Copyright © 2020 Nawsherwan et al. Published by Tehran University of Medical Sciences.

Entities:  

Keywords:  COVID-19; Immune function; Micronutrients; Pregnancy outcomes

Year:  2020        PMID: 33708724      PMCID: PMC7917498          DOI: 10.18502/ijph.v49i11.4717

Source DB:  PubMed          Journal:  Iran J Public Health        ISSN: 2251-6085            Impact factor:   1.429


Introduction

Nowadays, the coronavirus disease 2019 (COVID-19) is one of the most challenging public health threats across the globe. The emergence of COVID-19 infection was reported in Wuhan, Hubei Province, China, in Dec 2019 (1), declared as global pandemic by WHO on 11th Mar 2020 (2). COVID-19 infection is highly contagious and escalating rapidly around the world. Globally, it has infected more than 28 million people as of 11th Sep, 2020, including the general population and pregnant women (3).
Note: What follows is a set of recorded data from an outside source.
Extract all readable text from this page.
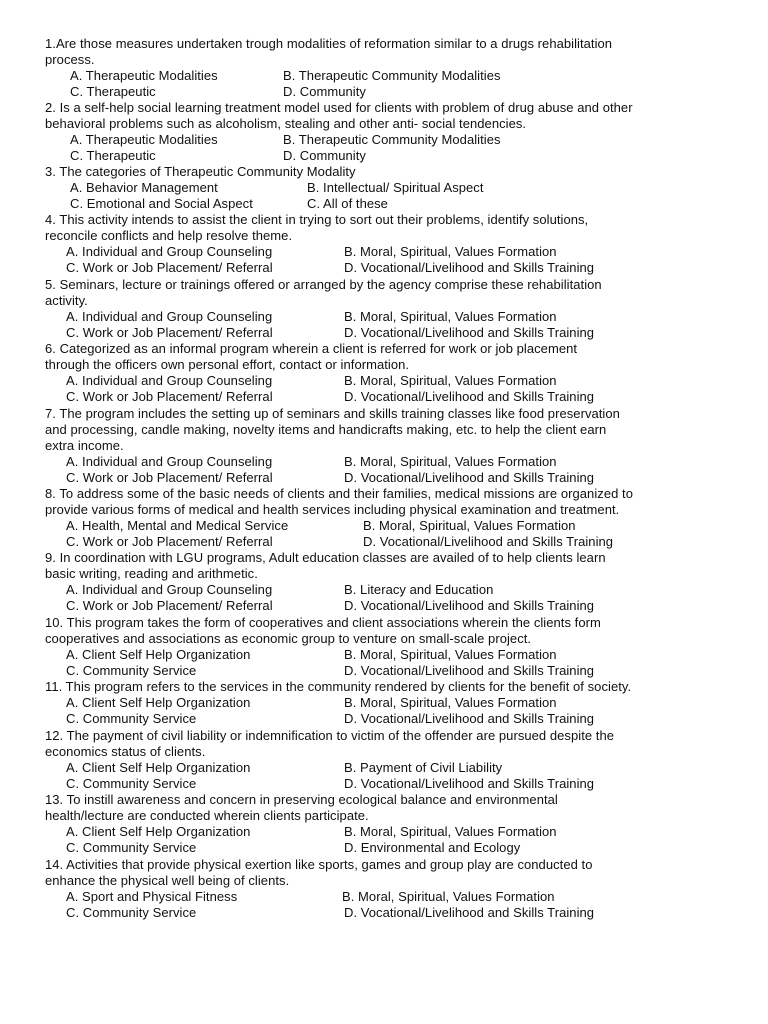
1.Are those measures undertaken trough modalities of reformation similar to a drugs rehabilitation
process.
A. Therapeutic Modalities	B. Therapeutic Community Modalities
C. Therapeutic	D. Community
2. Is a self-help social learning treatment model used for clients with problem of drug abuse and other
behavioral problems such as alcoholism, stealing and other anti- social tendencies.
A. Therapeutic Modalities	B. Therapeutic Community Modalities
C. Therapeutic	D. Community
3. The categories of Therapeutic Community Modality
A. Behavior Management	B. Intellectual/ Spiritual Aspect
C. Emotional and Social Aspect	C. All of these
4. This activity intends to assist the client in trying to sort out their problems, identify solutions,
reconcile conflicts and help resolve theme.
A. Individual and Group Counseling	B. Moral, Spiritual, Values Formation
C. Work or Job Placement/ Referral	D. Vocational/Livelihood and Skills Training
5. Seminars, lecture or trainings offered or arranged by the agency comprise these rehabilitation
activity.
A. Individual and Group Counseling	B. Moral, Spiritual, Values Formation
C. Work or Job Placement/ Referral	D. Vocational/Livelihood and Skills Training
6. Categorized as an informal program wherein a client is referred for work or job placement
through the officers own personal effort, contact or information.
A. Individual and Group Counseling	B. Moral, Spiritual, Values Formation
C. Work or Job Placement/ Referral	D. Vocational/Livelihood and Skills Training
7. The program includes the setting up of seminars and skills training classes like food preservation
and processing, candle making, novelty items and handicrafts making, etc. to help the client earn
extra income.
A. Individual and Group Counseling	B. Moral, Spiritual, Values Formation
C. Work or Job Placement/ Referral	D. Vocational/Livelihood and Skills Training
8. To address some of the basic needs of clients and their families, medical missions are organized to
provide various forms of medical and health services including physical examination and treatment.
A. Health, Mental and Medical Service	B. Moral, Spiritual, Values Formation
C. Work or Job Placement/ Referral	D. Vocational/Livelihood and Skills Training
9. In coordination with LGU programs, Adult education classes are availed of to help clients learn
basic writing, reading and arithmetic.
A. Individual and Group Counseling	B. Literacy and Education
C. Work or Job Placement/ Referral	D. Vocational/Livelihood and Skills Training
10. This program takes the form of cooperatives and client associations wherein the clients form
cooperatives and associations as economic group to venture on small-scale project.
A. Client Self Help Organization	B. Moral, Spiritual, Values Formation
C. Community Service	D. Vocational/Livelihood and Skills Training
11. This program refers to the services in the community rendered by clients for the benefit of society.
A. Client Self Help Organization	B. Moral, Spiritual, Values Formation
C. Community Service	D. Vocational/Livelihood and Skills Training
12. The payment of civil liability or indemnification to victim of the offender are pursued despite the
economics status of clients.
A. Client Self Help Organization	B. Payment of Civil Liability
C. Community Service	D. Vocational/Livelihood and Skills Training
13. To instill awareness and concern in preserving ecological balance and environmental
health/lecture are conducted wherein clients participate.
A. Client Self Help Organization	B. Moral, Spiritual, Values Formation
C. Community Service	D. Environmental and Ecology
14. Activities that provide physical exertion like sports, games and group play are conducted to
enhance the physical well being of clients.
A. Sport and Physical Fitness	B. Moral, Spiritual, Values Formation
C. Community Service	D. Vocational/Livelihood and Skills Training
Pregnancy is a state of physiological changes and partial immune suppression of the body predisposes pregnant women to viral infections. These changes can put pregnancy at higher risk and may increase the risk of pregnancy complications through respiratory viral infection (4). Changes in immunological responses such as the development of immunologic adaptations that allow pregnant women to tolerate an antigenically distinctive fetus eventually may increase the risk of COVID-19 infection (5). COVID-19 infection may have adverse effects on pregnancy outcomes, causing problems such as fetal distress, premature birth, newborn respiratory distress syndrome, and even neonatal death (6). Moreover, Severe Acute Respiratory Syndrome Coronavirus (SARS-CoV) and Middle East Respiratory Syndrome Coronavirus (MERS-CoV) are also known to be responsible for adverse pregnancy outcomes (7, 8). Successful pregnancy outcomes and healthy maternal immune systems rely on adequate intake of micronutrients. Micronutrients including vitamins (A, C, D, E,) and minerals (Fe, Se, Zn) have a vital role in sustaining immune competency and preventing adverse pregnancy outcomes. The immune response is compromised with inadequate nutrition that predisposes individuals to infection. During pregnancy, deficiency of certain vitamins and minerals may increase the risk and severity of infection that result in pregnancy complications. Enrichment and fortification of diet with micronutrients can boost immunity against infection and prevent such consequences (9–11).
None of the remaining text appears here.